Market Analysis
European stocks fell to their lowest levels in two weeks on Tuesday, driven by a lack of new information regarding China's stimulus measures, which led to a selloff in sectors closely tied to the world's second-largest economy, such as mining and luxury goods.
As of 0714 GMT, the pan-European STOXX 600 index was down nearly 1%, reaching its lowest point since September 23. Luxury brands like LVMH, Kering, Burberry, and Hermes, which rely heavily on Chinese consumers, saw declines between 3.1% and 5%.
Spirits manufacturers Remy Cointreau and Pernod Ricard experienced drops of 5% and 2.8%, respectively, following China’s announcement of provisional anti-dumping measures on brandy imports from the European Union.
The mining sector suffered the most significant losses among European industries, down 3.7%, as copper and iron ore prices fell after initial optimism surrounding China's stimulus plans waned.
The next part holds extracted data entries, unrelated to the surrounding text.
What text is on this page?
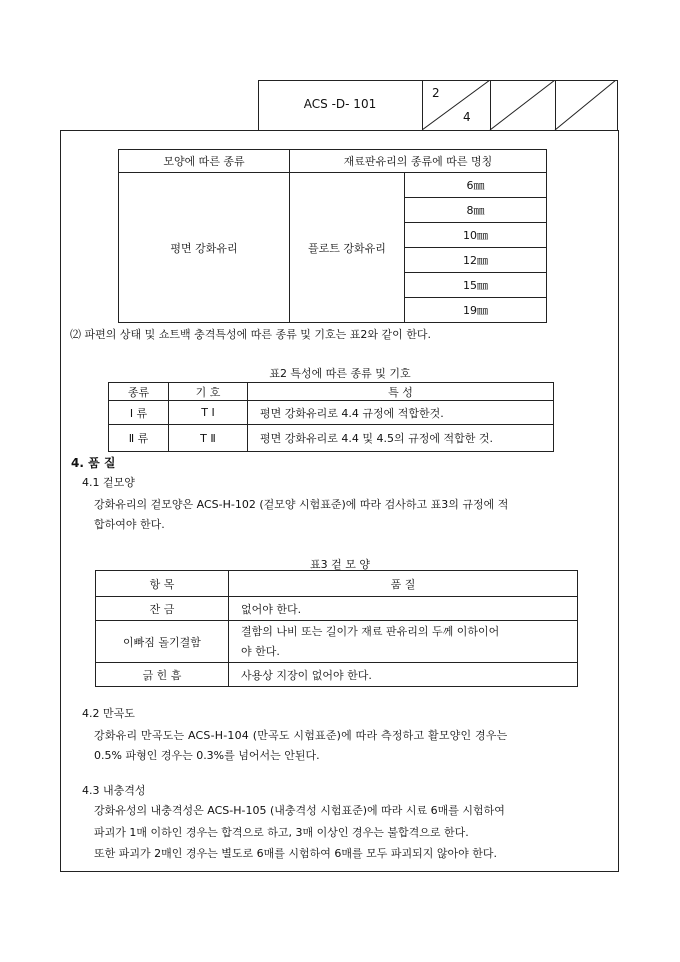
ACS -D- 101
2
4
모양에 따른 종류	재료판유리의 종류에 따른 명칭	
평면 강화유리	플로트 강화유리	6㎜
		8㎜
		10㎜
		12㎜
		15㎜
		19㎜
⑵ 파편의 상태 및 쇼트백 충격특성에 따른 종류 및 기호는 표2와 같이 한다.
표2 특성에 따른 종류 및 기호
종류	기 호	특 성
Ⅰ 류	T Ⅰ	평면 강화유리로 4.4 규정에 적합한것.
Ⅱ 류	T Ⅱ	평면 강화유리로 4.4 및 4.5의 규정에 적합한 것.
4. 품 질
4.1 겉모양
강화유리의 겉모양은 ACS-H-102 (겉모양 시험표준)에 따라 검사하고 표3의 규정에 적
합하여야 한다.
표3 겉 모 양
항 목	품 질
잔 금	없어야 한다.
이빠짐 돌기결함	결함의 나비 또는 길이가 재료 판유리의 두께 이하이어
야 한다.

긁 힌 흠	사용상 지장이 없어야 한다.
4.2 만곡도
강화유리 만곡도는 ACS-H-104 (만곡도 시험표준)에 따라 측정하고 활모양인 경우는
0.5% 파형인 경우는 0.3%를 넘어서는 안된다.
4.3 내충격성
강화유성의 내충격성은 ACS-H-105 (내충격성 시험표준)에 따라 시료 6매를 시험하여
파괴가 1매 이하인 경우는 합격으로 하고, 3매 이상인 경우는 불합격으로 한다.
또한 파괴가 2매인 경우는 별도로 6매를 시험하여 6매를 모두 파괴되지 않아야 한다.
Meanwhile, China's recent stock market rally began to lose momentum, with Hong Kong shares plunging as officials provided little specific information on how they intend to support the slowing economy.
In individual stock news, Vistry’s shares plummeted nearly 30% after the British homebuilder revised its fiscal 2024 profit outlook downward by £80 million ($104.7 million), citing rising construction costs in one of its divisions.